Given this background, I have several recommendations for how to begin to develop a public education initiative around this issue.

  1. Identify several priority audiences. I believe key ones would include media representatives, public relations staff and patient advocates employed by health care organizations, patients of various ages with low education and literacy levels, and people who have frequent contact with health care providers.
  2. Conduct qualitative studies with each of these audiences to understand each of their perspectives on the issues I raised earlier.
  3. Develop short and long format media messages about the privacy rule and actions they should take. Then test these messages for comprehension and their ability to stimulate appropriate actions with each audience.
  4. Create materials in print and electronic formats that can be distributed to and used by key intermediaries. For example, media kits, fact sheets and backgrounders for reporters to use in writing about privacy issues; turnkey guides for public relations staff and patient advocates to use to organize and conduct public information forums in their areas; sample privacy notices and promotional materials (brochures and posters that can be used by providers) that meet regulatory requirements and are also comprehensible to people with less than a 6th grade reading level.
  5. Supplement these materials with a variety of outreach activities including media briefings in major markets by national spokespeople, sponsorship of local forums in these same markets, presentations and workshops at key professional meetings, and targeted print advertisements in national publications read by the target audiences.
  6. Then, after we have some of these key activities and local support mechanisms in place, I would consider the use of paid or public service advertising in electronic media as well as on the web.

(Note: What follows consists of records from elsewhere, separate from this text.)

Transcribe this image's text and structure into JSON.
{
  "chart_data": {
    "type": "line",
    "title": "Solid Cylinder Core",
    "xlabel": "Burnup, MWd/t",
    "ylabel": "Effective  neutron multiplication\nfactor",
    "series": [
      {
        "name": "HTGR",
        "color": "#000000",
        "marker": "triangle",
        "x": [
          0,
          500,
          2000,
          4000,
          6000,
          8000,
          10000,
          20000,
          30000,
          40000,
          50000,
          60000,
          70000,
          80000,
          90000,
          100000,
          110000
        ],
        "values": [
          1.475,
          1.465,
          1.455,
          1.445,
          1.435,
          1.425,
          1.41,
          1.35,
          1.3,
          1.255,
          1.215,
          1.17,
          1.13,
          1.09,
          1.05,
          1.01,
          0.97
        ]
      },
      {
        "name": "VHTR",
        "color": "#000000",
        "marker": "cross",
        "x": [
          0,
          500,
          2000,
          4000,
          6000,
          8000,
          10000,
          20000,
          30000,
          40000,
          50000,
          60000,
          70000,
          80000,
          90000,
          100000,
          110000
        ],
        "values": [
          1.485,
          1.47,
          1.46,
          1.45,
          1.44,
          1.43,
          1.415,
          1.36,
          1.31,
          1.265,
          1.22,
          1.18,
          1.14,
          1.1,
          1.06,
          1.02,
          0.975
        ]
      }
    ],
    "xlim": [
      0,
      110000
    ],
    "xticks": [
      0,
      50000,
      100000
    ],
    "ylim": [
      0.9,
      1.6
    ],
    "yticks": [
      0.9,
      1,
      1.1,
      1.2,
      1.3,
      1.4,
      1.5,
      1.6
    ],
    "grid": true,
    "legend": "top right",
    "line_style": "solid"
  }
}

As we look forward to potentially using communications to improve public understanding of the Privacy rule, our challenge is to strive for simplicity and clarity; audience understanding, empathy and insight; and focus, not volume, as we set our objectives and course.

I want to thank the committee for the time to present some of the essential points I believe should be considered in any public information or education program around the HIPAA privacy rule. I appreciate your attention and look forward to continuing to discuss the most effective ways of introducing and explaining the privacy rule to the public.